I do the math. “So the affair lasted a couple of months.”
“That’s about right.” She swirls the teapot without even glancing at the vermouth and pours me another. She tops off her own. “Gary was not a happy camper when she ended it.”
“And that was how long before she was shot?”
“I don’t know. A month maybe?” She takes a sip.
“So in terms of timing, this Hyde character could have been Cogswell.”
“I guess.” She reaches up with both hands and scratches her head vigorously, as if her scalp were suddenly overrun with ants.

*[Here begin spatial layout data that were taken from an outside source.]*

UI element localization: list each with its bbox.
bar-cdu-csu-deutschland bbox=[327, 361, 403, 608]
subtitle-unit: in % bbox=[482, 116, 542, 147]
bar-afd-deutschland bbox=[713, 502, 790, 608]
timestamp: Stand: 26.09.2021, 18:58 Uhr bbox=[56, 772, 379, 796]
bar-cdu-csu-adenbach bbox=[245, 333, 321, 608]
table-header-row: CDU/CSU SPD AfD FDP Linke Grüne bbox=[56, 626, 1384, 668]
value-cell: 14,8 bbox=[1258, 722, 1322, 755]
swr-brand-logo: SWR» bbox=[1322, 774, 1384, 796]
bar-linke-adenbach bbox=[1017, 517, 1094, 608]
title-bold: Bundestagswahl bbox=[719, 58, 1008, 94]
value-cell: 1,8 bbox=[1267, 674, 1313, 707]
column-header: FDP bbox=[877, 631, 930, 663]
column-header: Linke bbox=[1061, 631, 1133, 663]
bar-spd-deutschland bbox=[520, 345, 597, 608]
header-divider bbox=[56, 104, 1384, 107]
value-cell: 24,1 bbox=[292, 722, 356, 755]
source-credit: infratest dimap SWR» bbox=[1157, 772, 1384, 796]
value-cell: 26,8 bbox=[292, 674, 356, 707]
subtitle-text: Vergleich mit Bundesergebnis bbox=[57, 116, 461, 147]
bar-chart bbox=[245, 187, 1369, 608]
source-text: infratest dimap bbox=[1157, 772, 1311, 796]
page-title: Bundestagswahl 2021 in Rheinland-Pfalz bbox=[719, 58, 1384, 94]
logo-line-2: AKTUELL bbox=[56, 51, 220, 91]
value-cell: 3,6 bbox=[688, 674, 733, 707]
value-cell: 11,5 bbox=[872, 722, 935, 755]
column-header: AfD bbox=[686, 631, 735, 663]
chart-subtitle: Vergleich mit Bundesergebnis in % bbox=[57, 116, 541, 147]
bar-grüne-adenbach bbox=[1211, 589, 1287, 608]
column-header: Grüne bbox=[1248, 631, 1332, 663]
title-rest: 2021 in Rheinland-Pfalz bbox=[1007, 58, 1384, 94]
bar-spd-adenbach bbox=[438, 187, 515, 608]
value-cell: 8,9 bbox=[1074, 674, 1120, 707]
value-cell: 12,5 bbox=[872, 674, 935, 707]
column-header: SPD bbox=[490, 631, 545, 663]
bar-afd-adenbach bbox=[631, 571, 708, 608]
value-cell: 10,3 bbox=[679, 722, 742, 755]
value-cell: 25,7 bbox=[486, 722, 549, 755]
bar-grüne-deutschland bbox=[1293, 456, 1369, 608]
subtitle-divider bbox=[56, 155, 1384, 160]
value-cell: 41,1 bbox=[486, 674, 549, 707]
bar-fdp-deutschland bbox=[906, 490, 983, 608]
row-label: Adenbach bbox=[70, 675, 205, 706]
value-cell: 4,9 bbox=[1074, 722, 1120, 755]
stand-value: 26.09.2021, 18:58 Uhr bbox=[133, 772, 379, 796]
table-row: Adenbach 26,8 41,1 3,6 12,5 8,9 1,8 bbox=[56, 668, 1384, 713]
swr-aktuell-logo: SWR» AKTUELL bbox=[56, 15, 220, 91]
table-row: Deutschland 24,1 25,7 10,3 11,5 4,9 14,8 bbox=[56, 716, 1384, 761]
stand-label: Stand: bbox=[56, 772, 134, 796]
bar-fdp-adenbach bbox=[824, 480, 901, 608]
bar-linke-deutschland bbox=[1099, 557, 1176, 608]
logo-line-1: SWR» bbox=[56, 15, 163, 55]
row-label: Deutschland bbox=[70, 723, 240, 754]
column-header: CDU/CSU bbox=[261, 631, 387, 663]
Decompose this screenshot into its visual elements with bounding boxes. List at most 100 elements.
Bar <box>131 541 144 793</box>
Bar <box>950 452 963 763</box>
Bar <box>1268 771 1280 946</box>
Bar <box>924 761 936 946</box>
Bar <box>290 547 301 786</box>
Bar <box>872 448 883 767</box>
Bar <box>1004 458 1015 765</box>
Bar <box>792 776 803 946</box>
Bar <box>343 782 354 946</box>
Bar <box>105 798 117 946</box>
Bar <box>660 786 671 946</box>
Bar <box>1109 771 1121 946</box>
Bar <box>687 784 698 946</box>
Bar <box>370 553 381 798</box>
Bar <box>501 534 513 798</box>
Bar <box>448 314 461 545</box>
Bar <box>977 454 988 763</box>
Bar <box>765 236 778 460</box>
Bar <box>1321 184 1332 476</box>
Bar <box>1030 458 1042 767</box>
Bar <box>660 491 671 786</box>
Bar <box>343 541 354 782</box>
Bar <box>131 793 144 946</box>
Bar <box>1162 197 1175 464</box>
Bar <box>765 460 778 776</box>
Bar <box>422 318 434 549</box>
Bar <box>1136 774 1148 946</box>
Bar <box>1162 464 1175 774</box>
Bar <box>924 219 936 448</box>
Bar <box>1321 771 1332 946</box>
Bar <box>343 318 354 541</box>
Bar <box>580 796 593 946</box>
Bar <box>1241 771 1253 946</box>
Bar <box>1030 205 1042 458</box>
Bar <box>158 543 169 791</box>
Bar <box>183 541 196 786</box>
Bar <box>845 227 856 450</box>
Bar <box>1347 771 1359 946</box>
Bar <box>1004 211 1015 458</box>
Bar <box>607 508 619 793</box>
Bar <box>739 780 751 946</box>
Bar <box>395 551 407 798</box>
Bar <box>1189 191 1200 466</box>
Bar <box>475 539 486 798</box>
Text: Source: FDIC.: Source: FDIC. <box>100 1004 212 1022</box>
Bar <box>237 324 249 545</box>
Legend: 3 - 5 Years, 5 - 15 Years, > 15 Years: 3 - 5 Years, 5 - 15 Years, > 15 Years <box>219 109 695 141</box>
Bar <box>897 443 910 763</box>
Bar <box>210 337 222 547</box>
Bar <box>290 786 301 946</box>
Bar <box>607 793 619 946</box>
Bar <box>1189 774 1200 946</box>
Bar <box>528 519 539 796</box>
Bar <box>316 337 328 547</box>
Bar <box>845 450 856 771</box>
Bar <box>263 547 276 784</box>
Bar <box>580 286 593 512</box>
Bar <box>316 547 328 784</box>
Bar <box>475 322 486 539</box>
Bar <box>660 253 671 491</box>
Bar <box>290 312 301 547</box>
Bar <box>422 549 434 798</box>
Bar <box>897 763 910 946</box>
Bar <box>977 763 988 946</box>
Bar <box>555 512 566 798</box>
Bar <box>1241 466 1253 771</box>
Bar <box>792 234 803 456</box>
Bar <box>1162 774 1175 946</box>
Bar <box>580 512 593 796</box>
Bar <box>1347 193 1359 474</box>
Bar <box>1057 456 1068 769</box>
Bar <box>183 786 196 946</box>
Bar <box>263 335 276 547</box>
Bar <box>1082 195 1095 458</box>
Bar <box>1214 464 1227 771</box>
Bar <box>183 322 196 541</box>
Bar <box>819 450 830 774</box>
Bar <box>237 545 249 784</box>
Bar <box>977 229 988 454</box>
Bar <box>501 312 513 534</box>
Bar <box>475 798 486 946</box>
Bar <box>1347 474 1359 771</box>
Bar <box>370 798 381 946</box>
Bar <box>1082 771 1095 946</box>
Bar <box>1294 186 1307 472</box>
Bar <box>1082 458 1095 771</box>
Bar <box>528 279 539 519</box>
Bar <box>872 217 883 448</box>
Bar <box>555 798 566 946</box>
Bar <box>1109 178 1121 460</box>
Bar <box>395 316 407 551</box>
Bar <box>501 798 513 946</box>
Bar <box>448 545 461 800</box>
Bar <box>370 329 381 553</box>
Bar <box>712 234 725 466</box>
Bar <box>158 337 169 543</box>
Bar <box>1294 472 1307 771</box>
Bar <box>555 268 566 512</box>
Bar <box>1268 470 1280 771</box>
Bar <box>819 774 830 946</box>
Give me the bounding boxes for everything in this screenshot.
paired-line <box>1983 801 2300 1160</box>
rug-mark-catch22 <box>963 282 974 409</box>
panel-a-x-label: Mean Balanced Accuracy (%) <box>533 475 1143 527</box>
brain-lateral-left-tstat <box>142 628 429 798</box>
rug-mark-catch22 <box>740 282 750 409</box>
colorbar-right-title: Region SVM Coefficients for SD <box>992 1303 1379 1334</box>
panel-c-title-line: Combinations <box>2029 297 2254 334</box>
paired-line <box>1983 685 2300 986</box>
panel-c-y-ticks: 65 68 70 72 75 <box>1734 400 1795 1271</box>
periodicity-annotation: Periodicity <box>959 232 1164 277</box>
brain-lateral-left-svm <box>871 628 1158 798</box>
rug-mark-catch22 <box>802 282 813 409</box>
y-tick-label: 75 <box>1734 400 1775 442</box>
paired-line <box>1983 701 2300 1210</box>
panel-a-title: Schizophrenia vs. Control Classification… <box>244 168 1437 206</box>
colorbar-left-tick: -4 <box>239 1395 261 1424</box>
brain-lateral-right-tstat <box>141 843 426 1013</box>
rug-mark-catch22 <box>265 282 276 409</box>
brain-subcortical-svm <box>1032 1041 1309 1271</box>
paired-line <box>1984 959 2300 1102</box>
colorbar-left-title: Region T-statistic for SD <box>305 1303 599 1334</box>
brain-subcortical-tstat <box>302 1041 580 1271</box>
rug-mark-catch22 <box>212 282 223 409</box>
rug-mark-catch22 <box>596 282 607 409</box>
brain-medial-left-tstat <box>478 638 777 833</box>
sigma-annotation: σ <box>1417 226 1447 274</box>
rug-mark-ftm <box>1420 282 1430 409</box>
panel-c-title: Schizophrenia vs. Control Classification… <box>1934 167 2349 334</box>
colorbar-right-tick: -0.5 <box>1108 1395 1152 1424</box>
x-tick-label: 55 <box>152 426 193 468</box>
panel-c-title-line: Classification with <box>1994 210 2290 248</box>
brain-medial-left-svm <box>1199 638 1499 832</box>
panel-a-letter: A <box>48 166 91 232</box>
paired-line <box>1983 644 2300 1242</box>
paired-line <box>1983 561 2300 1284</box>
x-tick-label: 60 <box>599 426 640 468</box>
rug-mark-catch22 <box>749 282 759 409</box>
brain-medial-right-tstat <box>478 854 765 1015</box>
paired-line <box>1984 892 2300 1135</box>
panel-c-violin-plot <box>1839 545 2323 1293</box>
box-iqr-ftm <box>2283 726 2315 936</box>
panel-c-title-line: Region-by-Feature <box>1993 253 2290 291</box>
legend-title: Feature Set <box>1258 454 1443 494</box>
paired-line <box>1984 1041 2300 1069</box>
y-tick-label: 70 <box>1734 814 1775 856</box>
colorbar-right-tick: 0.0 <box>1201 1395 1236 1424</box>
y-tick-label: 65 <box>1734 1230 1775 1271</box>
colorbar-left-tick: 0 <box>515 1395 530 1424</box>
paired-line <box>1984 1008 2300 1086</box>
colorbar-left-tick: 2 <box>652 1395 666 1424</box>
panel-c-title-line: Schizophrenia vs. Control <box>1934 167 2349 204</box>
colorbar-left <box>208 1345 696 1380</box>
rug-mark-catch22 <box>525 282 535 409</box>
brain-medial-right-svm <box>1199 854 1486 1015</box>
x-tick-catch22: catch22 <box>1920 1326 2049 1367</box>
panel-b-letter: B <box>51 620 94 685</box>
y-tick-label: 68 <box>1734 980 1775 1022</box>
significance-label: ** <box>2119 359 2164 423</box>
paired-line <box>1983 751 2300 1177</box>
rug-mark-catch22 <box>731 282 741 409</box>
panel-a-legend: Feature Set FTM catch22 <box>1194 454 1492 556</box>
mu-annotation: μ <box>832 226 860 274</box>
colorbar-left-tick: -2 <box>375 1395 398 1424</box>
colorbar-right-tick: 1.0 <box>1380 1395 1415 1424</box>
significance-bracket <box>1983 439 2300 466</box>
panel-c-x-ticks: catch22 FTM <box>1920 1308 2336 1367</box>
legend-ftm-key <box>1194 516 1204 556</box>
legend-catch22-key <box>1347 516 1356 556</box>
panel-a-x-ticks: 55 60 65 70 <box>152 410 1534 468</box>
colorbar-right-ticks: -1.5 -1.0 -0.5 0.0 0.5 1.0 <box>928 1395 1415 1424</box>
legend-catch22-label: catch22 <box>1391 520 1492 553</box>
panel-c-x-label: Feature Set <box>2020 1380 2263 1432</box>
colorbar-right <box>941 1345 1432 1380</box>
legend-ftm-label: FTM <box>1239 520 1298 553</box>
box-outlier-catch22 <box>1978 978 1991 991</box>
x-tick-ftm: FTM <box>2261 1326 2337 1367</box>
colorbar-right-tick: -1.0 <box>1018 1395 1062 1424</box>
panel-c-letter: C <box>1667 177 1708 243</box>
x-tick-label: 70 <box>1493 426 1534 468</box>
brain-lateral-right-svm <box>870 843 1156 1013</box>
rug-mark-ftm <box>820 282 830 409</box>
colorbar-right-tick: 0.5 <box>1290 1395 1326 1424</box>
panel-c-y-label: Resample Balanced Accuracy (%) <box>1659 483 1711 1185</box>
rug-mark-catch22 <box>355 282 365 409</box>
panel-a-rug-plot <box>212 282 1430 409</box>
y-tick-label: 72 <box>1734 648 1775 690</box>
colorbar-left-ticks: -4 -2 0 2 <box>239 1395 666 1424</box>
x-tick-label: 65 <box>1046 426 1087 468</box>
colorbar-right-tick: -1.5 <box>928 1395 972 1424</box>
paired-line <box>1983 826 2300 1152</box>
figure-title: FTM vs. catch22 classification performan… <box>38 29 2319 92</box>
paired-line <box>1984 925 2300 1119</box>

A wayward flake of dandruff drifts across to the coffee table and settles on the surface of her drink.
“But she also wrote about Hyde wanting to take the girls ice-skating,” I say. “That doesn’t sound like Cogswell, does it?”
A little rain on the parade. She reconsiders.
“Gary barely knew the girls. Before Lana died, I doubt he could have even named them.”
Boom-Boom lifts her glass and sees the floating flake. She closes her eyes and shoots the rest of her drink to get it over with, then notices I’m watching and gives me an impish grin. A little girl caught with her hand in the cookie jar.
Is Cogswell the guy she called Hyde? If so, he would have had a motive for killing Lana. Scorned lover turned obsessive. Could Cogswell have been the Asshole?
“Do you think Cogswell was still in love with Lana,” I ask, “after she broke up with him?”
“Not likely. Lana’s father told her Gary hated her.”